THE CIVIL service has been slammed for failing to take financial management to its heart and for failing to place it at the centre of deficit reduction plans, the public spending watchdog has concluded.
A National Audit Office report on improving financial management in government said that Whitehall departments would need to improve financial management and accounting skills if they are to meet the demands of the government's cuts set out by George Osborne in June 2010. It said finance departments were weak at monitoring balance sheets and cash-flow.
The report said there had been progress. "However, achieving further progress will require all Accounting Officers as the leaders with the most influence on Whitehall culture to demonstrate clearly, through their leadership of departments, their commitment to putting financial management at the heart of their organisation."
MPs lined up to criticise. Lib Dem MP Stephen Williams, who has previously challenged the competency of civil servants, said: “It almost beggars belief at this time when the government has imposed incredibly tight budget settlements to have departments whom we cannot be confident can deliver spending reductions if the departments do not have the professional expertise of qualified accountants to monitor progress against the CFR figures.
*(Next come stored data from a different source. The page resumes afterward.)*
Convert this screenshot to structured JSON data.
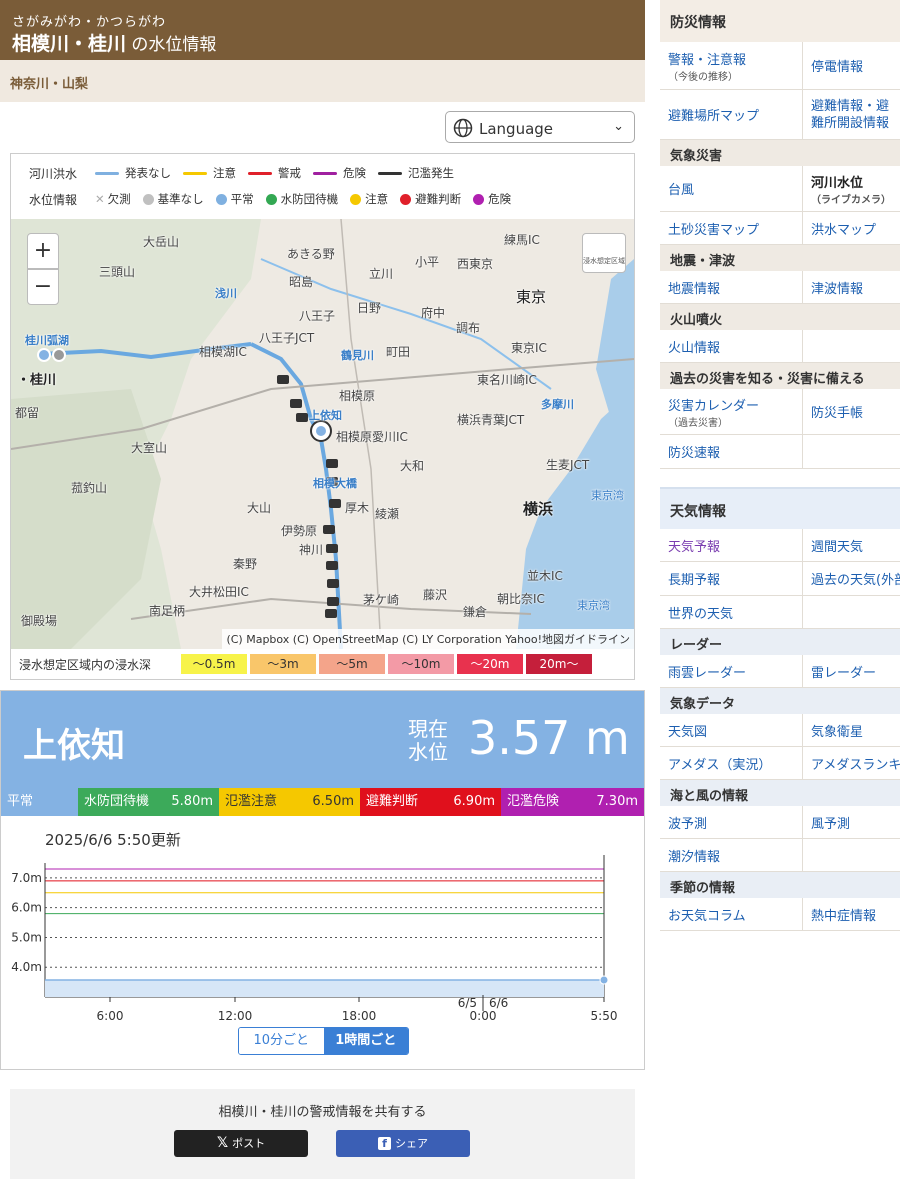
{
  "header": {
    "kana": "さがみがわ・かつらがわ",
    "title_main": "相模川・桂川",
    "title_suffix": "の水位情報",
    "prefectures": "神奈川・山梨"
  },
  "language": {
    "label": "Language"
  },
  "legend": {
    "flood_label": "河川洪水",
    "flood_items": [
      {
        "label": "発表なし",
        "color": "#7fb0e0"
      },
      {
        "label": "注意",
        "color": "#f5c800"
      },
      {
        "label": "警戒",
        "color": "#e0202a"
      },
      {
        "label": "危険",
        "color": "#a020a0"
      },
      {
        "label": "氾濫発生",
        "color": "#333333"
      }
    ],
    "level_label": "水位情報",
    "level_items": [
      {
        "label": "欠測",
        "color": "#aaaaaa"
      },
      {
        "label": "基準なし",
        "color": "#c0c0c0"
      },
      {
        "label": "平常",
        "color": "#7fb0e0"
      },
      {
        "label": "水防団待機",
        "color": "#33a853"
      },
      {
        "label": "注意",
        "color": "#f5c800"
      },
      {
        "label": "避難判断",
        "color": "#e0202a"
      },
      {
        "label": "危険",
        "color": "#b020b0"
      }
    ]
  },
  "map": {
    "labels": {
      "sanno": "三頭山",
      "otake": "大岳山",
      "akiruno": "あきる野",
      "tachikawa": "立川",
      "kodaira": "小平",
      "nishitokyo": "西東京",
      "nerima": "練馬IC",
      "asakawa": "浅川",
      "showa": "昭島",
      "hino": "日野",
      "fuchu": "府中",
      "hachioji": "八王子",
      "tokyo": "東京",
      "katsuragawa_weir": "桂川弧湖",
      "hachioji_jct": "八王子JCT",
      "chofu": "調布",
      "sagamiko": "相模湖IC",
      "tsurumigawa": "鶴見川",
      "machida": "町田",
      "tokyo_ic": "東京IC",
      "katsuragawa": "・桂川",
      "tsuru": "都留",
      "sagamihara": "相模原",
      "higashikawasaki": "東名川崎IC",
      "tamagawa": "多摩川",
      "kamiyochi": "上依知",
      "sagamiharaaikawa": "相模原愛川IC",
      "yokohamaaoba": "横浜青葉JCT",
      "odake": "大室山",
      "yamato": "大和",
      "namamugi": "生麦JCT",
      "sagamiohashi": "相模大橋",
      "tsurugiyama": "菰釣山",
      "oyama": "大山",
      "atsugi": "厚木",
      "ayase": "綾瀬",
      "yokohama": "横浜",
      "tokyobay": "東京湾",
      "isehara": "伊勢原",
      "kanagawa": "神川",
      "hadano": "秦野",
      "oimatsuda": "大井松田IC",
      "chigasaki": "茅ケ崎",
      "fujisawa": "藤沢",
      "asahina": "朝比奈IC",
      "namiki": "並木IC",
      "minamiashigara": "南足柄",
      "gotenba": "御殿場",
      "kamakura": "鎌倉",
      "tokyowan2": "東京湾",
      "flood_zone": "浸水想定区域"
    },
    "attribution": "(C) Mapbox (C) OpenStreetMap (C) LY Corporation Yahoo!地図ガイドライン",
    "depth_label": "浸水想定区域内の浸水深",
    "depth_items": [
      {
        "label": "〜0.5m",
        "color": "#f7f34a"
      },
      {
        "label": "〜3m",
        "color": "#f9c66a"
      },
      {
        "label": "〜5m",
        "color": "#f4a48a"
      },
      {
        "label": "〜10m",
        "color": "#f39aa6"
      },
      {
        "label": "〜20m",
        "color": "#e8324e"
      },
      {
        "label": "20m〜",
        "color": "#c51f3b"
      }
    ]
  },
  "station": {
    "name": "上依知",
    "current_label": "現在水位",
    "current_value": "3.57 m",
    "levels": [
      {
        "label": "平常",
        "value": "",
        "color": "#84b2e3",
        "text": "#ffffff"
      },
      {
        "label": "水防団待機",
        "value": "5.80m",
        "color": "#3caa5a",
        "text": "#ffffff"
      },
      {
        "label": "氾濫注意",
        "value": "6.50m",
        "color": "#f5c800",
        "text": "#333333"
      },
      {
        "label": "避難判断",
        "value": "6.90m",
        "color": "#e0101c",
        "text": "#ffffff"
      },
      {
        "label": "氾濫危険",
        "value": "7.30m",
        "color": "#b020b0",
        "text": "#ffffff"
      }
    ],
    "updated": "2025/6/6 5:50更新",
    "tab_10min": "10分ごと",
    "tab_1hour": "1時間ごと"
  },
  "chart_data": {
    "type": "area",
    "x": [
      "6:00",
      "12:00",
      "18:00",
      "0:00",
      "5:50"
    ],
    "x_ticks": [
      "6:00",
      "12:00",
      "18:00",
      "6/5 6/6 0:00",
      "5:50"
    ],
    "date_labels": [
      "6/5",
      "6/6"
    ],
    "y_ticks": [
      "4.0m",
      "5.0m",
      "6.0m",
      "7.0m"
    ],
    "ylim": [
      3.0,
      7.5
    ],
    "series": [
      {
        "values": [
          3.57,
          3.57,
          3.57,
          3.57,
          3.57
        ]
      }
    ],
    "thresholds": [
      {
        "value": 5.8,
        "color": "#3caa5a"
      },
      {
        "value": 6.5,
        "color": "#f5c800"
      },
      {
        "value": 6.9,
        "color": "#e0101c"
      },
      {
        "value": 7.3,
        "color": "#b020b0"
      }
    ]
  },
  "share": {
    "text": "相模川・桂川の警戒情報を共有する",
    "x_label": "ポスト",
    "fb_label": "シェア"
  },
  "sidebar": {
    "disaster_head": "防災情報",
    "r1a": "警報・注意報",
    "r1a_sub": "（今後の推移）",
    "r1b": "停電情報",
    "r2a": "避難場所マップ",
    "r2b": "避難情報・避難所開設情報",
    "weather_disaster": "気象災害",
    "r3a": "台風",
    "r3b": "河川水位",
    "r3b_sub": "（ライブカメラ）",
    "r4a": "土砂災害マップ",
    "r4b": "洪水マップ",
    "quake_head": "地震・津波",
    "r5a": "地震情報",
    "r5b": "津波情報",
    "volcano_head": "火山噴火",
    "r6a": "火山情報",
    "past_head": "過去の災害を知る・災害に備える",
    "r7a": "災害カレンダー",
    "r7a_sub": "（過去災害）",
    "r7b": "防災手帳",
    "r8a": "防災速報",
    "weather_head": "天気情報",
    "w1a": "天気予報",
    "w1b": "週間天気",
    "w2a": "長期予報",
    "w2b": "過去の天気(外部サイト)",
    "w3a": "世界の天気",
    "radar_head": "レーダー",
    "w4a": "雨雲レーダー",
    "w4b": "雷レーダー",
    "data_head": "気象データ",
    "w5a": "天気図",
    "w5b": "気象衛星",
    "w6a": "アメダス（実況）",
    "w6b": "アメダスランキング",
    "sea_head": "海と風の情報",
    "w7a": "波予測",
    "w7b": "風予測",
    "w8a": "潮汐情報",
    "season_head": "季節の情報",
    "w9a": "お天気コラム",
    "w9b": "熱中症情報"
  }
}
“It is disappointing that the Civil Service does not embrace the importance of having staff with the appropriate qualifications.” He added that recruitment plans needed an “urgent” rethink.
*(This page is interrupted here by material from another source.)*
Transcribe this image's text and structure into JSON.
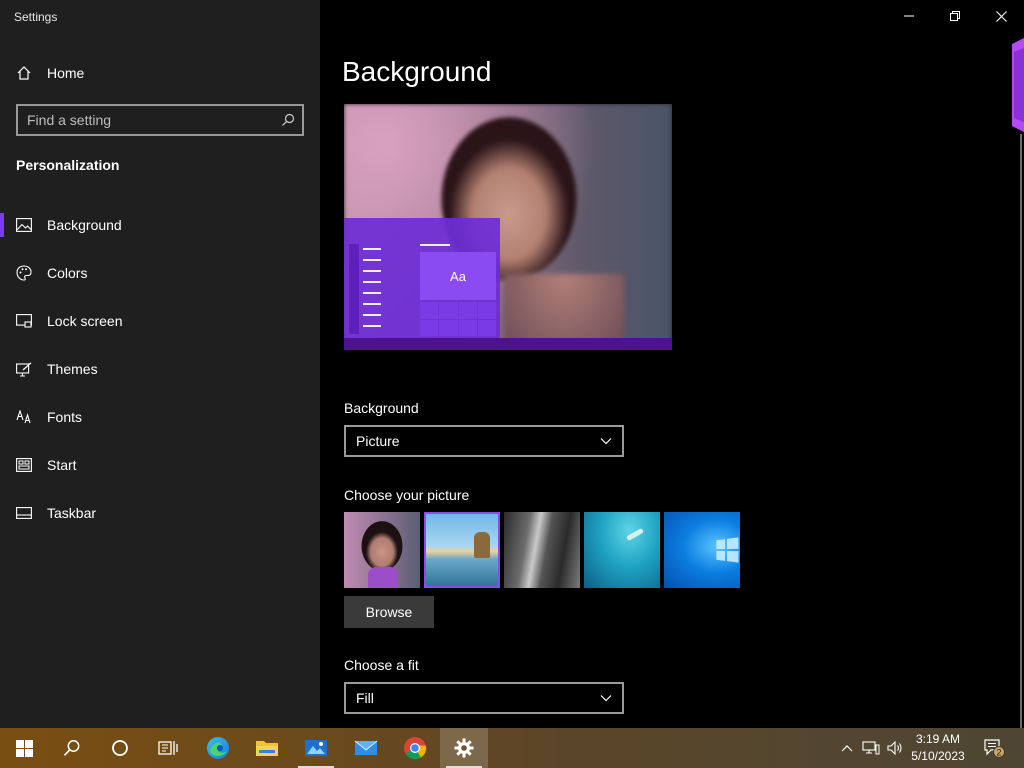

Senior Tory public accounts committee member Richard Bacon said: “The fundamental problem is we are still trying to get rid of the culture that has been there for generations which has not really taken a serious interest in the careful husbandry of resources and marshalling them to achieve specific ends.”
Bacon recalled one permanent secretary saying of accounts: “It is only numbers.”
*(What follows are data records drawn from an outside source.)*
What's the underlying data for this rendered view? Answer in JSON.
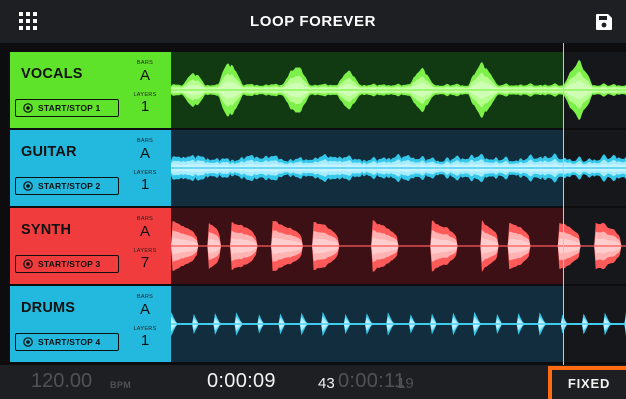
{
  "app": {
    "title": "LOOP FOREVER",
    "menu_icon": "grid-icon",
    "save_icon": "save-icon"
  },
  "tracks": [
    {
      "name": "VOCALS",
      "bars_label": "BARS",
      "bars": "A",
      "layers_label": "LAYERS",
      "layers": "1",
      "button_label": "START/STOP 1",
      "color": "#5fe32a",
      "bg": "#123a12",
      "wave": "#7df04a",
      "wave_light": "#b6ff8e",
      "pattern": "vocal"
    },
    {
      "name": "GUITAR",
      "bars_label": "BARS",
      "bars": "A",
      "layers_label": "LAYERS",
      "layers": "1",
      "button_label": "START/STOP 2",
      "color": "#23b8dd",
      "bg": "#122e3e",
      "wave": "#35c8ea",
      "wave_light": "#a5ecff",
      "pattern": "guitar"
    },
    {
      "name": "SYNTH",
      "bars_label": "BARS",
      "bars": "A",
      "layers_label": "LAYERS",
      "layers": "7",
      "button_label": "START/STOP 3",
      "color": "#f03c3c",
      "bg": "#3c1014",
      "wave": "#ff5a5a",
      "wave_light": "#ffb3b3",
      "pattern": "synth"
    },
    {
      "name": "DRUMS",
      "bars_label": "BARS",
      "bars": "A",
      "layers_label": "LAYERS",
      "layers": "1",
      "button_label": "START/STOP 4",
      "color": "#23b8dd",
      "bg": "#122e3e",
      "wave": "#35c8ea",
      "wave_light": "#a5ecff",
      "pattern": "drums"
    }
  ],
  "transport": {
    "bpm": "120.00",
    "bpm_unit": "BPM",
    "position": "0:00:09",
    "position_frac": "43",
    "length": "0:00:11",
    "length_frac": "19",
    "mode_button": "FIXED",
    "accent_color": "#ff6a13"
  }
}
The NAO report concludes that departments “do not fully understand the cost of their activities” and that good information is “rare” in some cases. It said management tends to focus on performance against annual sending budgets rather than balance sheet information or stock levels and investment in assets.
Central government finance functions have some characteristics which limit their potential contribution. First, they lack influence relative to finance functions in other sectors; and second, their efforts are biased towards accounting and reporting, rather than supporting managers and policy makers to make decisions.
It’s not just (as the NAO suggest) that too much attention is paid to reporting against annual budget at the expense of managing the balance sheet or cash flow. Its that too much attention is paid to financial accounting and reporting generally – the priorities seem to be to ensure the propriety of transactions, that expenditure is within (but not too far below) budget, is expended on the activities specified and correctly allocated to the numerous codes in the chart of accounts. What is relatively neglected includes performance management, cost leadership and generally, the generation of information for decision making and its associated analysis and insight.
We should recognise the efforts made to professionalise finance functions in central government – for example all departments now have professionally qualified accountants as finance directors and HM Treasury has initiated a finance transformation programme for central government. Exceptional individuals (whether long serving civil servants or recent imports from the private sector) are no doubt working within their immediate spheres of influence to prove they are critical partners in the decision making (or policy making) process, and are catalysts for good financial management. Finance professionals should market themselves, but they deserve to do this in a receptive environment which understands what contribution the finance function can make.
Posted by: Louise Ross (Performance Mgt specialist, CIMA), 03 Mar 2011 | 14:57
Though the vast majority of finance staff in the public sectors are members of professional bodies, they rarely seem to care or think about their dotted line responsibility to the UK taxpayer. Many are self satisfied, in well paid positions in Whitehall. Consequently, will not challenge or question bad /flawed financial practices. The mantra of 'spend your budget' to avoid criticism did not help reinforce such a culture.